Service Control Manager Event IDs:

  • 7024 (A quorum of cluster nodes was not present to form a cluster.)
  • 7031 (The Cluster Service service terminated unexpectedly.)

FailoverClustering-Client

  • 81 (Extended RPC error information)

Thanks to your research I got an important clue: The hidden adapter still uses IPv6. Since the article you had linked to said that it was not recommended or mainstream to disable IPv6 on the hidden adapter, but disabling it on all other adapters was supported and tested, i was wondering what stopped him from working.

Using the following Command I pulled the cluster logs (also thanks for the hint! I was not aware of this useful command):

# -Destination (Folder) in my case changed to be not on the "C:\" SATADOM (this thing is slow and has few write cycles)
# -TimeSpan (in minutes) limited to one of the Failovers because these logs get HUGE otherwise.
Get-ClusterLog -Destination "E:\" -TimeSpan 5

Unfortunately I had the same log entries you already have posted.

I re-enabled IPv6 on all adapters and reverted my tunnel related adapters/configs with:

Set-Net6to4Configuration -State Default
Set-NetTeredoConfiguration -Type Default
Set-NetIsatapConfiguration -State Default

That did not do the trick... Looking further I noticed that I also always disable "those unneeded" IPv6 related Firewall Rules... And that seemed to be the actually important Change! Those rules seem to affect the invisible adapter too.
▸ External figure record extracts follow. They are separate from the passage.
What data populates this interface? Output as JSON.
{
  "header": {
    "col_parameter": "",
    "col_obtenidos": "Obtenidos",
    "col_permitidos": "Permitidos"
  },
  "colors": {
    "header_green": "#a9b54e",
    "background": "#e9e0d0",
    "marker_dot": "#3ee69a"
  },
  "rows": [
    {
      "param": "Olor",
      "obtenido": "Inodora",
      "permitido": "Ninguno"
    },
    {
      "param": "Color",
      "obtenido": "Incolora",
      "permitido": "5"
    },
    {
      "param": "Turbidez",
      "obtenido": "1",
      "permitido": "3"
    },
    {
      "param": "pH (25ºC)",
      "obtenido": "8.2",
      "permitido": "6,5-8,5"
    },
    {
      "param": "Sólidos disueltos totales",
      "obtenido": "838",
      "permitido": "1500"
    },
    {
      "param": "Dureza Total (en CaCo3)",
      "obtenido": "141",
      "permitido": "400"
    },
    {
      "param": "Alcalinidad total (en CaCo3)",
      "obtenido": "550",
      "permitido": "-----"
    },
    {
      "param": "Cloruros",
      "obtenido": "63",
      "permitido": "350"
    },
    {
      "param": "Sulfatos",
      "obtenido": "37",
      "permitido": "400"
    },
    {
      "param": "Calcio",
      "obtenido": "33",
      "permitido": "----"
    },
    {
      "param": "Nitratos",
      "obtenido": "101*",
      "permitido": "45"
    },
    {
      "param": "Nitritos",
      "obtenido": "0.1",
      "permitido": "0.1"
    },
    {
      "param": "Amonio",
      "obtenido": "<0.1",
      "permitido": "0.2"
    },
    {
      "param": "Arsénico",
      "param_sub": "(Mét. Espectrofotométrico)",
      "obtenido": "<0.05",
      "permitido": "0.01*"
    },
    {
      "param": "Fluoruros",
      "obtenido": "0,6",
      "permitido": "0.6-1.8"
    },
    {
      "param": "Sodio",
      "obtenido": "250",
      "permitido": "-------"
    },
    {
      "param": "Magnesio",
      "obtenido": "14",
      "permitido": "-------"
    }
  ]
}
The thing seems to be: IPv6 does not use ARP for finding the MAC addresses of its communication partners. It uses the Neighbor Discovery Protocol. And this protocol does not work, if you disable the associated Firewall Rules. While you can check the IPv4 ARP entries with:

arp -a

This won't show you the MAC addresses for IPv6 addresses. For those you can use:

netsh interface ipv6 show neighbors level=verbose

If you want, you can filter the output to your IPv6 adapter addresses like this:

netsh interface ipv6 show neighbors level=verbose | sls ".*fe80::1337:1337:1234:4321.*" -Context 4 |%{$_.Line,$_.Context.PostContext,""}

Doing that I found out, that those entries seem to be very short lived. The state of the entry for the Microsoft "Failover Cluster Virtual Adapter" link local address of the cluster partner was always toggling between "Reachable" and "Probe". I did not get the moment in which it was "Unreachable" though, but after re-enabling the IPv6 rules, the problem went away:

Get-NetFirewallRule -ID "CoreNet-ICMP6-*" | Enable-NetFirewallRule

Somehow this MAC address seems to be exchanged on another way between the cluster partners (probably because it is the "virtual Remote" address and not a real one?). So it keeps reappearing, leading to those wild Failover / Quarantine / Isolated states.

Probably disabling IPv6 on the invisible adapter would have helped too, but since this is not recommended, I now have decided to stop disabling IPv6 related things altogether. It's the future anyway :-)

Hope this helps another fellow IPv6-disabler!